Re: Autoscale proposal - transition compensated continuous scaling

Michael Hall (michaha2) Thu, 26 Feb 2015 07:35:29 -0800

Hi Lahiru,

I’ve read up a bit of material on metric prediction/tracking and yes, I think 
in terms of metric prediction, curve fitting seems like an established 
technique, 
http://thateye.org/Load_Prediction_and_Hot_Spot_Detection_Models_for_Autonomic_Cloud_Computing.pdf,
 although cubic spline a.k.a 3rd degree polynomial filter is recommended here.


In terms of metric tracking/filtering, were you thinking of using moving ave 
alone? The afore mentioned paper mentions EMA (Exponential Moving Average). It 
seems to have better performance and be computationally efficient.

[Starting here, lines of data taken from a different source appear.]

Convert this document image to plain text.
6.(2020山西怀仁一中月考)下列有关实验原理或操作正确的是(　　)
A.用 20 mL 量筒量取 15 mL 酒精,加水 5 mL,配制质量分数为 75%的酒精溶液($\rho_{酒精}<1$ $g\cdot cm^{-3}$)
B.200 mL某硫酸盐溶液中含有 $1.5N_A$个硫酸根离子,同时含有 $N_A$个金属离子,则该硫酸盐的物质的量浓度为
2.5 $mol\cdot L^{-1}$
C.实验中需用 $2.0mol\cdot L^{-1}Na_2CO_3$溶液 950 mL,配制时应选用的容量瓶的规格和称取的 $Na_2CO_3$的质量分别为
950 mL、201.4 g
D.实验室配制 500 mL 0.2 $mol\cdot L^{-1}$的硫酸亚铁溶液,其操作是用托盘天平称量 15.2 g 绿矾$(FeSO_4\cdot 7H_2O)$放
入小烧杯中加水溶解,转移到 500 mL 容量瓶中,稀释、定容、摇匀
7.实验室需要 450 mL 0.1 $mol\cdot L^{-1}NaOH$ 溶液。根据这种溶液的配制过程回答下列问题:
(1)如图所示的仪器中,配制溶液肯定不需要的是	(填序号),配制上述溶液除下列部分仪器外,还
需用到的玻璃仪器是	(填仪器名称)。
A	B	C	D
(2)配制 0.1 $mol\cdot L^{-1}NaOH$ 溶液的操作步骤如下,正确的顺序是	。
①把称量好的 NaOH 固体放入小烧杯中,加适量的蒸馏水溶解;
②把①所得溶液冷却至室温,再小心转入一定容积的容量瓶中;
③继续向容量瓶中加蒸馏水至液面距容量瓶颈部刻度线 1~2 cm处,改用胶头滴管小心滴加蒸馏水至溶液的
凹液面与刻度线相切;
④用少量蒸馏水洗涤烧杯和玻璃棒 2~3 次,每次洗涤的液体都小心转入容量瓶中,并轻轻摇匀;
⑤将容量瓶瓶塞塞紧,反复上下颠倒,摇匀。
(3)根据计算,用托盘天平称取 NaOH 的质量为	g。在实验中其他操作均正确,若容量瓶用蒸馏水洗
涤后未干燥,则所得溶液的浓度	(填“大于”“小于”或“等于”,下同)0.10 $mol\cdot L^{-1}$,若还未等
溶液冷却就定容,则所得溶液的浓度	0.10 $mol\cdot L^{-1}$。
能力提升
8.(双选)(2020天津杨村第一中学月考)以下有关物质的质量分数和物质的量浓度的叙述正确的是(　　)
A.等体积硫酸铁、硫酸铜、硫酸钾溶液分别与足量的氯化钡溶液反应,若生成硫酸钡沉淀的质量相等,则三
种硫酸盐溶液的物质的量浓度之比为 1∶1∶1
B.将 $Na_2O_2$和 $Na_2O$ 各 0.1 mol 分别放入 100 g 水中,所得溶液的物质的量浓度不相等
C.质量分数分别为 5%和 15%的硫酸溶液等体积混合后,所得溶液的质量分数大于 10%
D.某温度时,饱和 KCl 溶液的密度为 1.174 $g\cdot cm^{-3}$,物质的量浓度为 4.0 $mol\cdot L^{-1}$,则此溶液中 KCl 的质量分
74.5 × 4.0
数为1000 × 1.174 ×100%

I think separating the problem into tracking and prediction is important as 
architecturally speaking (as well as functionally speaking), tracking/filtering 
and prediction are two different beasts.

1) Tracking/Filtering should be owned, or at least ’tuned' by it's metric type 
(cpu load, memory consumption) and adjusted to suit its’ metrics 
characteristics accordingly (An example would be that each metric type defines 
it's own EMA smoothing configuration). You could even envision that it’s really 
the metric’s responsibility to send already ’tracked/filtered’ values from 
source, or at least define it’s own filter() method to be applied to it’s raw 
measurements.

2) Prediction can be done on any subsequent ‘tracked/filtered’ data set and is 
definitely a part of the autoscale function, we only need one predict(dataset) 
method.

It’s certainly an interesting topic, I wonder if eventually we’d try to model 
these algorithms for fast prototyping/comparison?

Thanks for wanting my thoughts on the matter, I did actually spend some time 
thinking about this topic a few weeks ago, and have some slides on other 
thoughts as well. Please let me know if you’d be interested in looking through 
those.

Mike


From: Lahiru Sandaruwan <[email protected]<mailto:[email protected]>>
Reply-To: "[email protected]<mailto:[email protected]>" 
<[email protected]<mailto:[email protected]>>
Date: Thursday, 26 February 2015 10:13
To: dev <[email protected]<mailto:[email protected]>>
Cc: Lakmal Warusawithana <[email protected]<mailto:[email protected]>>, Imesh 
Gunaratne <[email protected]<mailto:[email protected]>>
Subject: Re: Autoscale proposal - transition compensated continuous scaling

Hi Michael,

Interesting analysis.

We have had some discussions regarding the prediction/ regression improvement 
in dev list.

It was based around introducing curve fitting, rather than using separate "ave 
+ ave grad + ave 2nd grad", what we have now.

The discussion was under the subject "[Autoscaling] [Improvement] Introducing 
"curve fitting" for stat prediction algorithm of Autoscaler".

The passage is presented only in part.